AfP calls on the United States and Russia to commit to abide by the limits of the New START Treaty—the last remaining nuclear arms reduction agreement in place, set to expire in February 2026—and begin negotiating a follow-on treaty. Arms control agreements between the U.S. and Russia were critical in reversing the dangerous nuclear arms races of the Cold War. At a time of increasing and record-breaking global violent conflict, the world needs the U.S. and Russia to immediately renew arms control commitments. Further, to meet the moment, global leaders must initiate wider arms control talks involving China and other nuclear powers.
AfP is concerned about recent announcements from the U.S. and Russia that they are considering the resumption of nuclear weapons testing. Such testing would likely fuel a new destabilizing nuclear arms race and increase future conflict risks. Decisions by world powers to stop nuclear testing three decades ago were a profound achievement, as no country other than North Korea has tested nuclear weapons in the last 25 years. New testing would directly threaten citizens’ health and well-being; estimates suggest that nuclear testing in the 20th century contributed to the deaths of hundreds of thousands of Americans alone.

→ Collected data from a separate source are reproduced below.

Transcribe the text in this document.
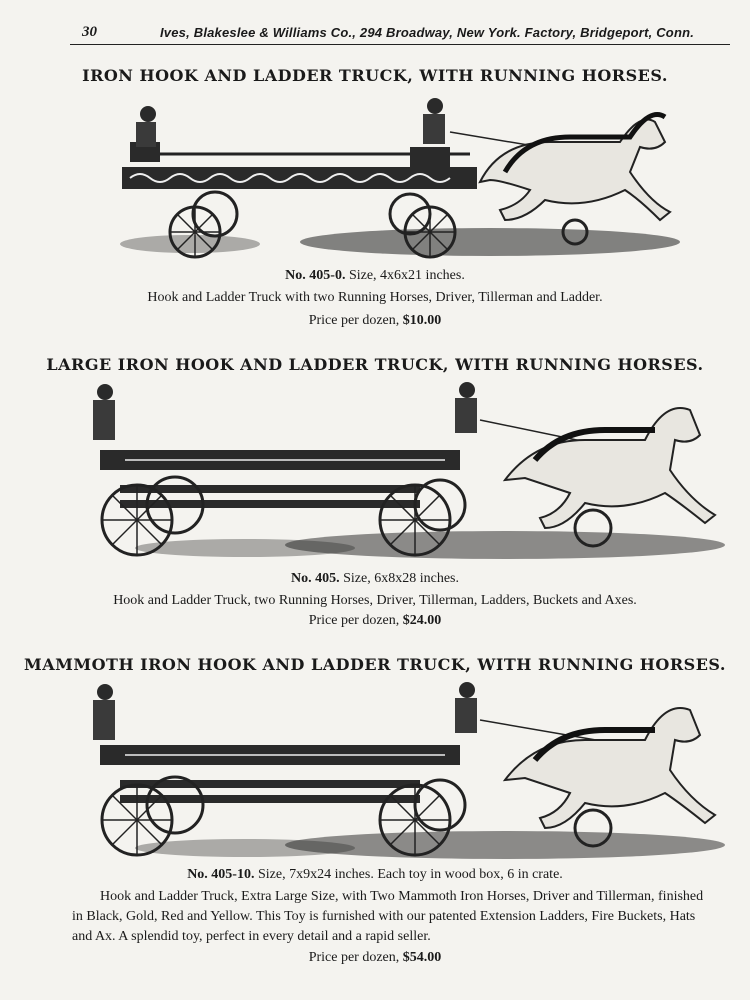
30	Ives, Blakeslee & Williams Co., 294 Broadway, New York. Factory, Bridgeport, Conn.
IRON HOOK AND LADDER TRUCK, WITH RUNNING HORSES.
No. 405-0. Size, 4x6x21 inches.
Hook and Ladder Truck with two Running Horses, Driver, Tillerman and Ladder.
Price per dozen, $10.00
LARGE IRON HOOK AND LADDER TRUCK, WITH RUNNING HORSES.
No. 405. Size, 6x8x28 inches.
Hook and Ladder Truck, two Running Horses, Driver, Tillerman, Ladders, Buckets and Axes.
Price per dozen, $24.00
MAMMOTH IRON HOOK AND LADDER TRUCK, WITH RUNNING HORSES.
No. 405-10. Size, 7x9x24 inches. Each toy in wood box, 6 in crate.
Hook and Ladder Truck, Extra Large Size, with Two Mammoth Iron Horses, Driver and Tillerman, finished
in Black, Gold, Red and Yellow. This Toy is furnished with our patented Extension Ladders, Fire Buckets, Hats
and Ax. A splendid toy, perfect in every detail and a rapid seller.
Price per dozen, $54.00
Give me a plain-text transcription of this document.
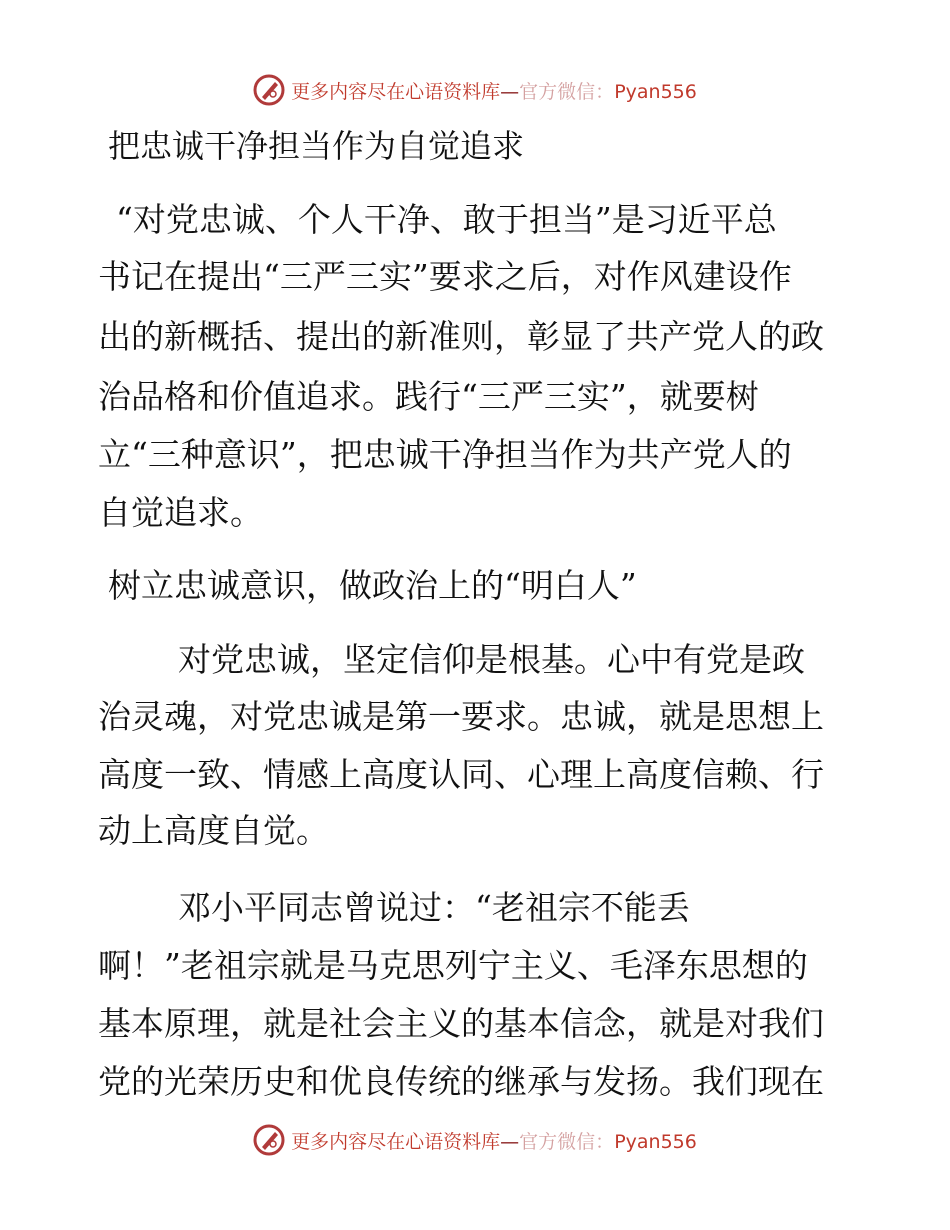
更多内容尽在心语资料库—官方微信：Pyan556
把忠诚干净担当作为自觉追求
“对党忠诚、个人干净、敢于担当”是习近平总
书记在提出“三严三实”要求之后，对作风建设作
出的新概括、提出的新准则，彰显了共产党人的政
治品格和价值追求。践行“三严三实”，就要树
立“三种意识”，把忠诚干净担当作为共产党人的
自觉追求。
树立忠诚意识，做政治上的“明白人”
对党忠诚，坚定信仰是根基。心中有党是政
治灵魂，对党忠诚是第一要求。忠诚，就是思想上
高度一致、情感上高度认同、心理上高度信赖、行
动上高度自觉。
邓小平同志曾说过：“老祖宗不能丢
啊！”老祖宗就是马克思列宁主义、毛泽东思想的
基本原理，就是社会主义的基本信念，就是对我们
党的光荣历史和优良传统的继承与发扬。我们现在
更多内容尽在心语资料库—官方微信：Pyan556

Today, nuclear weapons are once again becoming a significant threat to the future of peace and security. Many older Americans remember the widespread fear of nuclear war that hung over ordinary life for several decades, up to the 1980s. Leaders regularly talked about intercontinental ballistic missiles and global thermonuclear war on the news. Movies depicted the horror of nuclear conflict and fallout, with the 1983 film, The Day After, being viewed by more than 100 million people in the U.S., which accounted for almost half of the population. The “nuclear freeze” movement of the 1980s is credited with helping to end the nuclear arms race by raising public awareness and creating political pressure that contributed to a shift in the U.S.-Soviet relations and eventual arms control agreements.
In many ways, the peacebuilding field emerged from the anti-nuclear citizen and scientific movements of the Cold War. “AfP is committed to renewing critical collaboration between arms control and peacebuilding organizations so that we can build toward a broader movement,” says Liz Hume, AfP Executive Director. “To be successful, we need to rebuild a new peace movement that includes everyday peacebuilders and leaders who can champion commonsense policies to prevent and reduce this new, dangerous era in the nuclear arms race.”

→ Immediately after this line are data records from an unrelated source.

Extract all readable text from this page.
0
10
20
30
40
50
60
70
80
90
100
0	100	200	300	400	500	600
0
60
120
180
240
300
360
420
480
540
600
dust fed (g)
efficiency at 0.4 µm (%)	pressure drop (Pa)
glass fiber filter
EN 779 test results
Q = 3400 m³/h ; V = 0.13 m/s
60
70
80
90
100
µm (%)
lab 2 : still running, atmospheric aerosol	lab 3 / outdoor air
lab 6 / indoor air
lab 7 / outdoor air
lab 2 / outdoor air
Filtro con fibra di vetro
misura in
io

The Alliance for Peacebuilding (AfP), named the “number one influencer and change agent” among peacebuilding institutions worldwide, is an award-winning nonprofit and nonpartisan network of 250+ organizations working in 181 countries to prevent and reduce violent conflict and build sustainable peace. AfP cultivates a network to strengthen and advance the peacebuilding field, enabling peacebuilding organizations to achieve greater impact—tackling issues too large for any one organization to address alone.